Foto: Hélio Beltrânio |
Pensei
em te escrever uma carta. Pensei em desejar que se abrisse uma cratera no meio
da rua que me engolisse enquanto eu estivesse passando. Estou cansado. Não
cansado de você ou da vida ou do presente ou do tempo que goteja do relógio
ardendo discretamente minha espera. Pensei em te escrever um e-mail, mas isso
talvez soaria tão piegas. Estou cansado de tentar não parecer piegas. Fazer
incisão sobre o peito e dar ao outro a permissão que ele veja o que está
escondido e retido debaixo da pele se tornou um crime inafiançável. As almas
estão escondidas debaixo de duras camadas de indiferença e medo velado. É preciso
realizar uma escavação para encontrá-las. Mas nem todos querem se consumir
nessa procura. Eu estou apenas te mostrando o que se esconde, aquilo que estava
selado e endereçado a alguém que está com o peito tão rasgado quanto o meu. O
peso do que eu falo não permanece apenas sobre seus ouvidos, mas perdura sobre
meus lábios e queima toda vez que lembro das minhas confissões. Confesso e peço
que você não me redima. É o que eu sou e o que não sou, é o que sinto e o que
eu gostaria de sentir. Estou tão cansado que mal consigo costurar as palavras
uma na outra. Se as palavras pudessem vomitariam de nojo da minha insistência.
Mas eu preciso dizer. Uma palavra tem o peso de um mundo pendendo sobre os
ombros. Teu colo poderia me amparar agora para que eu não dissesse nada. O
silêncio, às vezes, é morte. Queria morrer recostado em teu peito absorvendo
cada batida do teu coração. Tua existência poderia enxugar minha solidão até
não me restar nenhuma gota. A ponta dos teus dedos poderiam se ocupar de
dissecar a minha anatomia. Você poderia me reencontrar dentro de mim. Me fazer
nascer para dentro do teu corpo e depois me fazer escorrer de volta para o meu
corpo. Me mostre o que ainda não sei de mim. Estou tão cansado que nem consigo abrir os
olhos. Provavelmente você não está encontrando sentido no que estou escrevendo.

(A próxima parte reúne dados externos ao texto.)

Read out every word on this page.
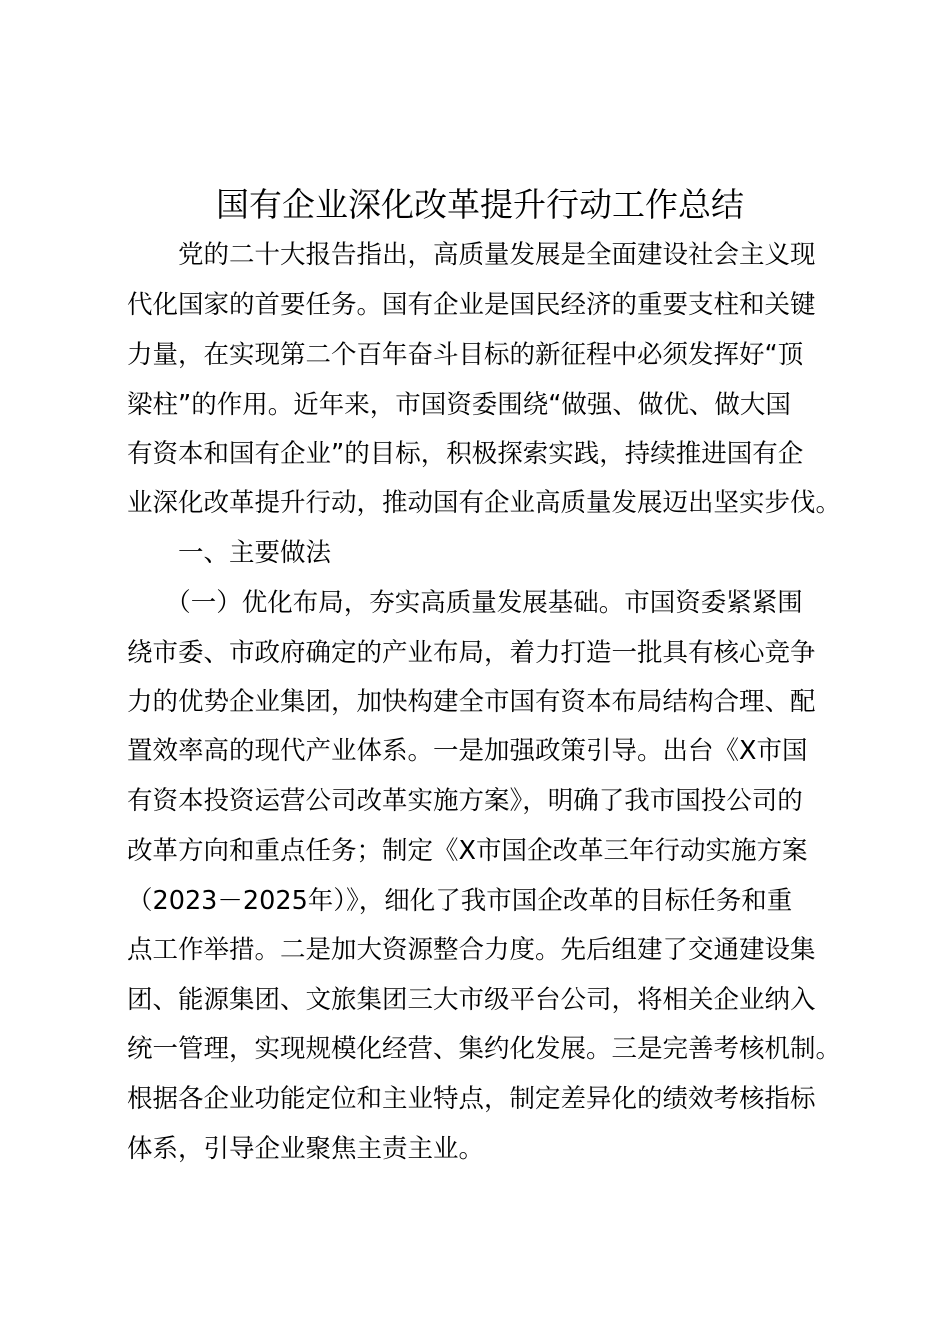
国有企业深化改革提升行动工作总结
　　党的二十大报告指出，高质量发展是全面建设社会主义现
代化国家的首要任务。国有企业是国民经济的重要支柱和关键
力量，在实现第二个百年奋斗目标的新征程中必须发挥好“顶
梁柱”的作用。近年来，市国资委围绕“做强、做优、做大国
有资本和国有企业”的目标，积极探索实践，持续推进国有企
业深化改革提升行动，推动国有企业高质量发展迈出坚实步伐。
　　一、主要做法
　　（一）优化布局，夯实高质量发展基础。市国资委紧紧围
绕市委、市政府确定的产业布局，着力打造一批具有核心竞争
力的优势企业集团，加快构建全市国有资本布局结构合理、配
置效率高的现代产业体系。一是加强政策引导。出台《X市国
有资本投资运营公司改革实施方案》，明确了我市国投公司的
改革方向和重点任务；制定《X市国企改革三年行动实施方案
（2023－2025年）》，细化了我市国企改革的目标任务和重
点工作举措。二是加大资源整合力度。先后组建了交通建设集
团、能源集团、文旅集团三大市级平台公司，将相关企业纳入
统一管理，实现规模化经营、集约化发展。三是完善考核机制。
根据各企业功能定位和主业特点，制定差异化的绩效考核指标
体系，引导企业聚焦主责主业。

Nem eu encontro. Escrever, às vezes, parece uma tentativa inútil de sair de um
labirinto. Só estou tentando não me movimentar muito para você não acordar. Uma
vela que queima lentamente durante a noite enquanto o dia estende seu vestido
azul sobre nossas cabeças. É tão azul que mar e céu se confundem. Tuas palavras
dedilham minhas cordas vocais. Você compõe sobre minha existência para que eu
possa ecoar aquilo que és e sentes. Um violino se lamentando de saudade. As
ondas se quebrando como meus ossos desejam se quebrar sobre o teu corpo.
Rabisque um ou dois versos na minha pele pálida. Poesia é o espaço abismal que
separa minha pele da tua. A saudade talvez nos faça purgar abraçando com ardor
as lembranças de quatro dias. Mas os dias estão passando. Os dias estão
passando. Por que eu ainda estou tão cansado? Talvez eu esteja cansado de mim. Escrevi
até aqui para tentar sair do labirinto. Não consegui.
Escrita bonita e forte. É tão bom ler e sentir que sua dor foi verbalizada... Obrigada!